The aim of this thesis is to study the complement of a hyperplane arrangement using the techniques of Discrete Morse theory.

A hyperplane arrangement is simply a set A={H_1,H_2,...} of hyperplanes in a vector space. This object has been widely studied especially to find correlations between its topological properties and the combinatorics of the intersections of the hyperplanes. One of the most studied topological objects is the complement, i.e. the vector space minus the hyperplanes and its homology and homotopy groups. One of the question that we are going to answer is if this complement is a minimal space, meaning that it is homotopy equivalent to a CW-complex with as many i-cells as the i-th Betti number. We will see that the answer is positive in various settings.

Having a minimal complex, if it is given explicitly, can also help in studying various properties of the complement, we will focus in particular on abelian local homology. Local homology is an important tool for the study of hyperplane arrangements because it gives us informations on a special fibration on the complement, called Milnor fibration as well as informations about the characteristic varieties. Even if there is plenty of research on the subject there is still a lot unknown about local homology even for the most famous arrangements, like the Braid ones.

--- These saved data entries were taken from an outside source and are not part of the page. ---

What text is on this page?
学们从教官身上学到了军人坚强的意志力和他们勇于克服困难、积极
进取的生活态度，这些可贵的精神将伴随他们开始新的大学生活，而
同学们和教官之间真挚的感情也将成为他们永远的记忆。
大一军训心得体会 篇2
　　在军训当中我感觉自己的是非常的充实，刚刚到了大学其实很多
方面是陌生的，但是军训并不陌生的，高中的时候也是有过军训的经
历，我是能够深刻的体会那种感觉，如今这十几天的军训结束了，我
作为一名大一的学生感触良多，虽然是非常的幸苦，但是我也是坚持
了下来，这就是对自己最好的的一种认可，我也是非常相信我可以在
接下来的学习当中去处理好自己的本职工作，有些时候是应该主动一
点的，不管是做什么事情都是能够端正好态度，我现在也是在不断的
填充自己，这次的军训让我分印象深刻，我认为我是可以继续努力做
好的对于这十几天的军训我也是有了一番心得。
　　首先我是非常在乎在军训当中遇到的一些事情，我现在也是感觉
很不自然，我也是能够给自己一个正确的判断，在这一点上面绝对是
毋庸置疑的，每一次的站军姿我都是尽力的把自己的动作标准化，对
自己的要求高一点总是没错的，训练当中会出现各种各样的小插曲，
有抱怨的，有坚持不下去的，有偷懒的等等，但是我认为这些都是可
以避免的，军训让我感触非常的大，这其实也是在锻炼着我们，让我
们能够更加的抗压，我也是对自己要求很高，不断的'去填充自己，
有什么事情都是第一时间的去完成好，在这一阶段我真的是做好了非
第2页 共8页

In the first chapter we talk about Discrete Morse theory, first introduced by Forman. The aim is to reduce a CW-complex or in general various type of topological and combinatorial object to smaller ones, called Morse complex with a series of elementary collapsments such that the properties of the complex are still the same. We will study explore the correlation of this theory with shellability and focus on different aspect, all of which will became useful in the following chapters.

In the second chapter, we first give a brief introduction to the theory of hyperplane arrangement, presenting some of the most important known results, concerning in particular their combinatorial properties and homology groups.
In the special case of complexified real arrangement we introduce the Salvetti complex, a $CW-$complex homotopy equivalent to the complementary of the arrangement. We then review three different articles that with similar techniques have reduced this complex to a minimal one (with as many cells as the Betti numbers).

The following chapter introduce the concept of local homology and its correlations with Discrete Morse theory, in particular how we could compute the local homology of the Morse complex. We focus then our attention to a special kind of hyperplane arrangement, called the Braid arrangement and we explicitly write a program in Sage to compute the boundary in local homology.

In the last chapter we try to give our small contribute to the subject. It is a joint work with Giovanni Paolini in which in a similar way to what has been done by Delucchi in the case of oriented matroids, we reduce the Salvetti complex in the case of affine, locally finite hyperplane arrangment to a minimal Morse complex giving a special characterization to the critical cells.